26.1.12

Jurema Sagrada

Os poderes atribuídos à jurema organizam uma religião típica do Nordeste brasileiro.


Desde os primeiros tempos da colonização, vários cronistas e observadores falam sobre o desenvolvimento de rituais ligados à população indígena. Por meio de cantos, danças, infusões, cachimbos e dizeres sagrados, os índios se colocavam em contato com seus antepassados e com outros seres do plano espiritual. Logicamente, aos olhos dos colonizadores e dos jesuítas, tais práticas eram um grande empecilho à divulgação da fé cristã em terras brasileiras.

Nesse conjunto de manifestações, a jurema sagrada, jurema nordestina ou catimbó, aparece como uma religião indígena, mas também influenciada por elementos dos cultos cristãos e afro-brasileiros.
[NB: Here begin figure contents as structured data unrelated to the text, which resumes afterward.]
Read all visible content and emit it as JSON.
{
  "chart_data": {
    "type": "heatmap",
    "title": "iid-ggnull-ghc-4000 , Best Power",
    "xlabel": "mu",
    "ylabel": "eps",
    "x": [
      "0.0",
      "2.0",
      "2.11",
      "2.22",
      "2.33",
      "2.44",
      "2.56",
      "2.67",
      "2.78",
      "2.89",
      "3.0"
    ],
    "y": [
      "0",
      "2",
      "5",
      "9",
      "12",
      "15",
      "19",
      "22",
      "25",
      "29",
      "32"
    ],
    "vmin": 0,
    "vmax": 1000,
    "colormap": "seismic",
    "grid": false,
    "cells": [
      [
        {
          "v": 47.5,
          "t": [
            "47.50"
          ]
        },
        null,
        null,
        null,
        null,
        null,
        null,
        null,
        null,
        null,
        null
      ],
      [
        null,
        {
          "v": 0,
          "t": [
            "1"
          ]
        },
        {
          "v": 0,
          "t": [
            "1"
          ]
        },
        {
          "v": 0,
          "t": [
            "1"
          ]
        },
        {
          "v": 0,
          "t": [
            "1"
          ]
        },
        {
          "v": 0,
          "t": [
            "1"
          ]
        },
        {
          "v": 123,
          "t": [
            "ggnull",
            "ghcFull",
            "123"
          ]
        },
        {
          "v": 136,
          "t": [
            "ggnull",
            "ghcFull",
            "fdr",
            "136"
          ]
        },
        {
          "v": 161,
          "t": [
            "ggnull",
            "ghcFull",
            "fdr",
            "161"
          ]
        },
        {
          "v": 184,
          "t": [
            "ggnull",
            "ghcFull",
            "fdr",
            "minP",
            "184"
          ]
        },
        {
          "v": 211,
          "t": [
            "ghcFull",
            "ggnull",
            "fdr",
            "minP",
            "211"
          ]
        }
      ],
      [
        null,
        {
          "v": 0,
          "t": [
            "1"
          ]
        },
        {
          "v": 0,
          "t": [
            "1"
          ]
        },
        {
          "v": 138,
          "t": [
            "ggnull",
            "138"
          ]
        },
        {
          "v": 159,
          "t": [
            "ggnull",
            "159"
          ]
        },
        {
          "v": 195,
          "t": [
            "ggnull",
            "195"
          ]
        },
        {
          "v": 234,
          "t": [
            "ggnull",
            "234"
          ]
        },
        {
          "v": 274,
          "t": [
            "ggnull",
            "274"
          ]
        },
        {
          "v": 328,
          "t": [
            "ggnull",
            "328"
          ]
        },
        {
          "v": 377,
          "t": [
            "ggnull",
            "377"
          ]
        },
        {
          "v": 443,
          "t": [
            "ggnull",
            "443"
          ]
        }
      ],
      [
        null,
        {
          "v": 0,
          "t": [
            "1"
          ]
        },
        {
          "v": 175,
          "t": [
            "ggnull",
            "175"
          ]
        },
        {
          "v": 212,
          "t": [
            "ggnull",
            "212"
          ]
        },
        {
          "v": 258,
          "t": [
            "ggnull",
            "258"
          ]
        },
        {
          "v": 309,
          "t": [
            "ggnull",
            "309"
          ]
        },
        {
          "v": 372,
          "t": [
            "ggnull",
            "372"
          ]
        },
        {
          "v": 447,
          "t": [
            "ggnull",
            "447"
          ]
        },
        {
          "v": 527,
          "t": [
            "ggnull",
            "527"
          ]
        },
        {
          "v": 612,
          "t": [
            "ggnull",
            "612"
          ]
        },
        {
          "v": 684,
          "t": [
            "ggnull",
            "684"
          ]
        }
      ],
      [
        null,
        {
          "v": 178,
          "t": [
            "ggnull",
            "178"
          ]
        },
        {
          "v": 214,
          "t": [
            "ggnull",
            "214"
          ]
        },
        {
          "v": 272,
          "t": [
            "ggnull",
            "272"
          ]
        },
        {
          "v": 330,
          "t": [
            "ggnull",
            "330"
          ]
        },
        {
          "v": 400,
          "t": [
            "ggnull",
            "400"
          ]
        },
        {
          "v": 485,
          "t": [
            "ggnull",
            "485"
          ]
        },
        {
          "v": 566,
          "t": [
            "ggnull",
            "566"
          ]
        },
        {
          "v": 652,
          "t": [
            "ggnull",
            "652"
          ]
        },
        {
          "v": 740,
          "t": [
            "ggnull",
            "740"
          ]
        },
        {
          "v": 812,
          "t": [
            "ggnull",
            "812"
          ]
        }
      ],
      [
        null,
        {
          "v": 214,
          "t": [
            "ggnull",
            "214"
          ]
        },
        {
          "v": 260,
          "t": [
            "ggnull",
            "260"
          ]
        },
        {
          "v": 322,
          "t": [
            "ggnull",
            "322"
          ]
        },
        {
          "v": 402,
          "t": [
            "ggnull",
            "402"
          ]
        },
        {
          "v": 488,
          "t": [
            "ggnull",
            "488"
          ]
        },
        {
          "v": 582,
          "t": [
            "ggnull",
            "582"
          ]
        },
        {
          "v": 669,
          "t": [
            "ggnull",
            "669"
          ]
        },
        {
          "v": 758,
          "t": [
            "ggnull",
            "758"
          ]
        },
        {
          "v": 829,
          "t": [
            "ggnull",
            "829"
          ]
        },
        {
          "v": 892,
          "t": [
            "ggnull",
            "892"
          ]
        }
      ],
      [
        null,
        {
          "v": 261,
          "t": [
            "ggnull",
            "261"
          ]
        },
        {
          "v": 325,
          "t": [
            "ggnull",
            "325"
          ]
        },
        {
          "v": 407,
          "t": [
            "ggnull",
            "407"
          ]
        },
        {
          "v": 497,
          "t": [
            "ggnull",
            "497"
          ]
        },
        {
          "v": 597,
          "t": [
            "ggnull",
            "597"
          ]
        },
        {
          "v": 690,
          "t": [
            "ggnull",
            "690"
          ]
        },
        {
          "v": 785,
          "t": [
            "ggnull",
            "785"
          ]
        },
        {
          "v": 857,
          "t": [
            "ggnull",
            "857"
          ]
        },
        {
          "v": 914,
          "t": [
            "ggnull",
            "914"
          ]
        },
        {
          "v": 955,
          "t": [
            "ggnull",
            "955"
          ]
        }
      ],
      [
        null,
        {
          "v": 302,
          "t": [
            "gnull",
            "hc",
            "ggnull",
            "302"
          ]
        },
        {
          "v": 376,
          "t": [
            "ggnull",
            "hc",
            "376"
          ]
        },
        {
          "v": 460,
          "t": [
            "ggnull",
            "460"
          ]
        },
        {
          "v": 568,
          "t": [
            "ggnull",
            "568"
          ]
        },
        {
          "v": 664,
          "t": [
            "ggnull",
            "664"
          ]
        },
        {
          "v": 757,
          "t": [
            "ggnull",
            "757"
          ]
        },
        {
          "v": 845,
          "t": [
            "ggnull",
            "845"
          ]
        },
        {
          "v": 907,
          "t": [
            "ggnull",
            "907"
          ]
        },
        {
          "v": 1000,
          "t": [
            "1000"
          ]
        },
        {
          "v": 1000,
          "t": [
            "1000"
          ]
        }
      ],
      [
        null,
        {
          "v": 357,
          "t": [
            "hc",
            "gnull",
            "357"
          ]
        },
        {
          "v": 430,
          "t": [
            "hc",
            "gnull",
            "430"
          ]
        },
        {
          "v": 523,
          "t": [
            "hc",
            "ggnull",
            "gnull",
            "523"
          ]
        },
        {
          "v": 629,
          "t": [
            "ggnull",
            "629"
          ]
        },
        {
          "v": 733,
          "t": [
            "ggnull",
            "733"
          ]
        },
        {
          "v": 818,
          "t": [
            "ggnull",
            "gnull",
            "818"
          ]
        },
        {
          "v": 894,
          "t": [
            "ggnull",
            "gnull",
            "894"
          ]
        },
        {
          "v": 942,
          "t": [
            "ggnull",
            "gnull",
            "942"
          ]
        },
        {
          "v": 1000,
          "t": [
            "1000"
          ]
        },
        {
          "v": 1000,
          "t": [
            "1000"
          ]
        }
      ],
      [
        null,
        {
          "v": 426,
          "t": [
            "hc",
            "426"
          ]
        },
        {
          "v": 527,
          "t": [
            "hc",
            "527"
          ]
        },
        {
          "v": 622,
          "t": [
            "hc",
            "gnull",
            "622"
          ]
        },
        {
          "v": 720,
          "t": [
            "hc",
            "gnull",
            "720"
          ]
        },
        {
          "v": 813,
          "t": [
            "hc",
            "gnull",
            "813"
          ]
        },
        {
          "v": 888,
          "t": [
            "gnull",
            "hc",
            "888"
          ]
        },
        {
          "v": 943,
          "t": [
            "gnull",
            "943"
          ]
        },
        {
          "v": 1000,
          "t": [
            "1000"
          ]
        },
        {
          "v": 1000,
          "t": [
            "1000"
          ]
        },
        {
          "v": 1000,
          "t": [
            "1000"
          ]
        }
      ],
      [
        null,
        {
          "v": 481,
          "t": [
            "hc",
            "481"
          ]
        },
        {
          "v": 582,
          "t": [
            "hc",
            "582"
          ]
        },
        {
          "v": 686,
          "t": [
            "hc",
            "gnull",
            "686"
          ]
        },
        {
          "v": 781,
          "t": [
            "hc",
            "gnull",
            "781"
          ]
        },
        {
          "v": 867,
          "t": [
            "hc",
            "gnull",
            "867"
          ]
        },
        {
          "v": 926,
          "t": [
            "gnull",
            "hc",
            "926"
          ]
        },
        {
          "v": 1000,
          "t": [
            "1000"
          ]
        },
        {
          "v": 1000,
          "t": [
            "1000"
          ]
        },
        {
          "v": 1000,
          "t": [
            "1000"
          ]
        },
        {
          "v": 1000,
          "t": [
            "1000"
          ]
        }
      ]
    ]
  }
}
Antes de tudo, a jurema é uma árvore da caatinga e do agreste que tem sua casca utilizada para a fabricação de uma bebida mágica que concede força, sabedoria e contato com seres do mundo espiritual. É dessa forma que o uso da árvore desencadeia a formulação de uma experiência religiosa com mesmo nome.

Ao longo do tempo, a Jurema incorporou uma série de influências que impedem a formulação de um padrão ritualístico mais extenso. Assim, definimos como praticantes da Jurema todos aqueles que se reúnem em terreiros ou casas para realizarem a ingestão da bebida feita a partir da árvore, empregando o uso de tabaco e buscando o contato com um mundo espiritual alcançado através do transe. No mais, observamos variações que abraçam desde os elementos da Umbanda até o Cristianismo Católico.

Nos cultos da Jurema temos a figura dos mestres que ocupam a função de líderes, responsáveis pela incorporação de espíritos que curam e aconselham os praticantes, mais conhecidos como “juremeiros”. Além de fornecedora de um elo com o chamado “reino dos encantados”, a jurema é considerada poderosa por ter, nos tempos bíblicos, escondido Jesus Cristo quando este fugia para o Egito. Ao entrar em contato com o pé de jurema, o Salvador teria lhe preenchido com poderes diversos.

A fabricação da bebida sagrada conta com uma mistura que leva cascas de jurema e uma espécie de vinho preparado com álcool, mel, gengibre, hortelã, cravo e canela. Segundo alguns pesquisadores, a ingestão oral desta mistura não provoca nenhum tipo de transformação em quem a ingere. Dessa forma, tudo indica que os procedimentos ritualísticos que envolvem a ingestão, são indispensáveis para que a fórmula preparada determine o estado de transe.

As duas entidades incorporadas em uma sessão de jurema são os mestres que já se foram e os caboclos. O reconhecimento dessas entidades acontece através da observação dos gestos e falas, que o incorporado assume assim que começa dar voz a um determinado ser do mundo espiritual. Nesse âmbito, o mundo dos espíritos construído pela jurema era formado por várias cidades, sendo que cada um deles tinha capacidade de atender uma espécie de pedido.

Cercada por uma série de instrumentos, a sessão de Jurema é sonoramente povoada pela execução da maraca (um chocalho indígena feito de cabaça) e o ilu (uma espécie de tambor). Sem um conteúdo fixo, a jurema oferece os seus ditos “segredos” de forma especial a cada um dos “enjuremados”. Dispostos em uma mesma roda, os participantes deste ritual pontuam mais uma das várias religiões que determinam a diversidade da cultura brasileira.